What Bookclubbers are saying about this book

✨ Summarized by Bookclubs AI

Readers say *And Then There Were None* is a timeless, gripping classic and a masterpiece of 20th-century mystery. Reviewers agree on its clever plotti...

Cresta McGowan
Dec 25, 2025
10/10 stars
Agatha Christie weaves a unique and intriguing mystery in And Then There Were None. I didn't find the deaths contrite and I loved the use of the nursery rhyme to give clues not only to the reader, but the characters in the book. Modern mystery writes could certainly use her works as a beacon of how to write true mystery with well developed characters and plot twists that leave the reader guessing. What seems obvious is often not, what seems insignificant is of major consequence and that is how a mystery should be. Certainly a "good read!"
Nikkilopez
Aug 14, 2025
4/10 stars
A slow burner... very knives out, clue, who done it.

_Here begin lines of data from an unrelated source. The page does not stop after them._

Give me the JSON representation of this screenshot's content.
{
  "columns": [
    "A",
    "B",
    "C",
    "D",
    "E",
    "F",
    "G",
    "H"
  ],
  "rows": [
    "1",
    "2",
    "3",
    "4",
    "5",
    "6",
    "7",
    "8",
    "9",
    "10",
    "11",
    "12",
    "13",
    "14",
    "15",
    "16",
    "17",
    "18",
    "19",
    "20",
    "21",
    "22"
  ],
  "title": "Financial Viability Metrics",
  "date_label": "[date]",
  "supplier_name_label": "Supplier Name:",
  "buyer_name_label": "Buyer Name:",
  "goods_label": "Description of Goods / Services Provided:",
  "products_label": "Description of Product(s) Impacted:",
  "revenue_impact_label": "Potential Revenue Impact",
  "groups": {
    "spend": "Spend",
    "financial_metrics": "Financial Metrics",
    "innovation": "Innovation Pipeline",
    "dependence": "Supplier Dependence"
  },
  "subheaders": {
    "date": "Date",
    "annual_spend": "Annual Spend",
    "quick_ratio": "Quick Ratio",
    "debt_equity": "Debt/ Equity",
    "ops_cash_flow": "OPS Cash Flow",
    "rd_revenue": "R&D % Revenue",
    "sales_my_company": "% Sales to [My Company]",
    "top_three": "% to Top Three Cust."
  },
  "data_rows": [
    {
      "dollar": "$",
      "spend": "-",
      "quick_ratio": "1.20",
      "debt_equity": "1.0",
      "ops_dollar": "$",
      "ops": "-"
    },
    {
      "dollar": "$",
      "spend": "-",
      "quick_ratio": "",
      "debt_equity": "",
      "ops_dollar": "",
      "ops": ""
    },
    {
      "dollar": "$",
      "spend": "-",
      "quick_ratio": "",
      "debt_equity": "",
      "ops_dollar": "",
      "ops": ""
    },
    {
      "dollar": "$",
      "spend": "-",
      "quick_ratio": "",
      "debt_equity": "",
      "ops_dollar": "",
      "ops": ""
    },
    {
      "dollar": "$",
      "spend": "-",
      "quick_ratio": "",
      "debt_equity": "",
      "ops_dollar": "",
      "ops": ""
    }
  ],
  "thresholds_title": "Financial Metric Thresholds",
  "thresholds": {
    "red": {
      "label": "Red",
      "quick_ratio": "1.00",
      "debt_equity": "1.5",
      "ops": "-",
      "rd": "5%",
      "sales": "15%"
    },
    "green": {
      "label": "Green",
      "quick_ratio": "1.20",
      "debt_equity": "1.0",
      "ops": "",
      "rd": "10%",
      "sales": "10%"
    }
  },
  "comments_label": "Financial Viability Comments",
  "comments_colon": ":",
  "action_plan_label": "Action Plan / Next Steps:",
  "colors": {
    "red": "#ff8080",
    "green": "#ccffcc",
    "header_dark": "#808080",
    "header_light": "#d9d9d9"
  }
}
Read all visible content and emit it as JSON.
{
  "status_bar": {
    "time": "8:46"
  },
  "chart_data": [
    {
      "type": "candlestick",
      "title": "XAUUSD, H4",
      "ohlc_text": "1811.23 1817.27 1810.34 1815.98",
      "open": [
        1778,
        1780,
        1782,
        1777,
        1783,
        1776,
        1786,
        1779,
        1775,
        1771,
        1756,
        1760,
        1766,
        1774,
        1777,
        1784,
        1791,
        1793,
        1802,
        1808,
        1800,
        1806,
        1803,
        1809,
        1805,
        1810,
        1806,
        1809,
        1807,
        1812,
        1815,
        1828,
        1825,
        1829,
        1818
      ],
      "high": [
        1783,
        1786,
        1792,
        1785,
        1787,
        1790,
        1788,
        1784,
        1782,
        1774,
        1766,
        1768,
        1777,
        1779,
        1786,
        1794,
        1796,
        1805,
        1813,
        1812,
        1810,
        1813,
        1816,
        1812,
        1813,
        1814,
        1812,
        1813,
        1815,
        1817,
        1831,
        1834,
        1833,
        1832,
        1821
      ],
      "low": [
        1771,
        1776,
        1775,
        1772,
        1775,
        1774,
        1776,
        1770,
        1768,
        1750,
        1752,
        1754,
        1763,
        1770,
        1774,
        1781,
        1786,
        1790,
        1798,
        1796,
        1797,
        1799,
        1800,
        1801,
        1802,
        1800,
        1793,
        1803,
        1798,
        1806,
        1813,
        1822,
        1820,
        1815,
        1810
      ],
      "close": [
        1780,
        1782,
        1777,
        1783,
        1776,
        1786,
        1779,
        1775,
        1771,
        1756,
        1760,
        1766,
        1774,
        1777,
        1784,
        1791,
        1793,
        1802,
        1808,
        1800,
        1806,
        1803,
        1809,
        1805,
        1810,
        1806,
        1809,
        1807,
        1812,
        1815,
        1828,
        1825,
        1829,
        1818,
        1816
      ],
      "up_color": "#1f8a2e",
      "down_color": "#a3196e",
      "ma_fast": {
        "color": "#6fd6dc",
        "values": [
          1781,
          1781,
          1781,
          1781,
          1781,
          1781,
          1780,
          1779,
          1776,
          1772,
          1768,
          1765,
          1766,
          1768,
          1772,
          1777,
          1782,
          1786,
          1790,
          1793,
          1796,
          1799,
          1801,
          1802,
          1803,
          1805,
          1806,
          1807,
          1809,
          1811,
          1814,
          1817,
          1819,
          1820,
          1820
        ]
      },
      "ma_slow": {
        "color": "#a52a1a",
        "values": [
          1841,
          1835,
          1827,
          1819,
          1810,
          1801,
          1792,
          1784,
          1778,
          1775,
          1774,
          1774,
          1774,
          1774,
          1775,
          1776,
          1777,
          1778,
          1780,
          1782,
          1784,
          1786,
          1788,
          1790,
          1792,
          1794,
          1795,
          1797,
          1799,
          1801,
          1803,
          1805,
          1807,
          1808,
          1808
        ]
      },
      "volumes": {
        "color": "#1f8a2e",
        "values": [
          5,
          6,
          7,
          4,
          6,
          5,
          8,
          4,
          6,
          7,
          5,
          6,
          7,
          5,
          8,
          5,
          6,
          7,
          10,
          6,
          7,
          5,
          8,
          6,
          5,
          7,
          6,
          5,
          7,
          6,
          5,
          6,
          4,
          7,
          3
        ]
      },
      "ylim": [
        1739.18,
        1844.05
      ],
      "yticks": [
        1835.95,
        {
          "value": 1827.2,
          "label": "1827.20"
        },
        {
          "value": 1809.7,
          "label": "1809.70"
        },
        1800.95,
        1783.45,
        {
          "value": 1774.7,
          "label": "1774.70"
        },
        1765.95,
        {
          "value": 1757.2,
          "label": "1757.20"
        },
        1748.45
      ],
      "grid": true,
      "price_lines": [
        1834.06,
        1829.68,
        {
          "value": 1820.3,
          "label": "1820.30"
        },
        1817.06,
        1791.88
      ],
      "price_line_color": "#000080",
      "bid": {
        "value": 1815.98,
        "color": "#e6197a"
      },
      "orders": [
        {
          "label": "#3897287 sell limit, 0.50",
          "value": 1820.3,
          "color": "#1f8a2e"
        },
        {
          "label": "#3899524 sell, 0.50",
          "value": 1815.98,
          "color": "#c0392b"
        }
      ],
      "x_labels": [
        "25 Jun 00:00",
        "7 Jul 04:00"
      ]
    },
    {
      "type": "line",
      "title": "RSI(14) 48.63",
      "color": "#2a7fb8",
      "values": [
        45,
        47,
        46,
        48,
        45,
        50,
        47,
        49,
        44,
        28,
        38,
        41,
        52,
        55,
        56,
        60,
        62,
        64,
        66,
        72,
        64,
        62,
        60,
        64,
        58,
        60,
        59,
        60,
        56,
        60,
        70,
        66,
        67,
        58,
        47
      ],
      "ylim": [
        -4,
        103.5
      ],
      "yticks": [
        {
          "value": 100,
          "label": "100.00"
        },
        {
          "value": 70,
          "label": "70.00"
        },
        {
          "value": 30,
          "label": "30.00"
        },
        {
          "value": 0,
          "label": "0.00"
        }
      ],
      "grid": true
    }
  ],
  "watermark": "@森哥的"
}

If thats your thing, this books for you. Personally, it bored me.
andywamables
Jun 14, 2026
8/10 stars
it was a cool book to read if you read it from the standpoint of “what would you do in this situation?” but as far as the writing style, it was structurally flawed in many ways which I guess could be credited to the time. Agatha did a great job, but maybe this writing style is somewhat obsolete in its approach. I could imagine that in 1929, this was monumental, though, given the state of the world at the time and how women were treated. She created a universe out of her own imagination. Even if it isn’t my favorite book, I have to respect the craft. The sheer effort and creativity.
PotterHead1515
Apr 29, 2026
10/10 stars
The most extraordinary book I have ever read captivated my heart and mind for days.
hershyv
Apr 22, 2026
8/10 stars
The book and its plot are among the finest examples of mystery writing, and I can see why Agatha Christie is still known as the Queen of Crime. Now that that’s out of the way, what I really want to talk about is how I first read this. Almost all of Christie’s books I’ve read, all 66 detective works, were borrowed from libraries when I was still in school. So my first reading of this book had a different title and poem – swapping soldiers from the Ten Little Soldiers poem with one or other racist slur in the new editions. So I was curious to test how that would land with me now. In both the older and the new versions, I didn’t see these themes as the author endorsing those views. Instead, they felt like a reflection of the upper-middle-class British society in which Christie was writing. In this book, for example, the characters who express racist, xenophobic, sexist, and even rigid religious views are meant to be despicable, dislikable, or villainous, and I remember that as largely true for her other books, too. I may still enjoy re-reading more of her books.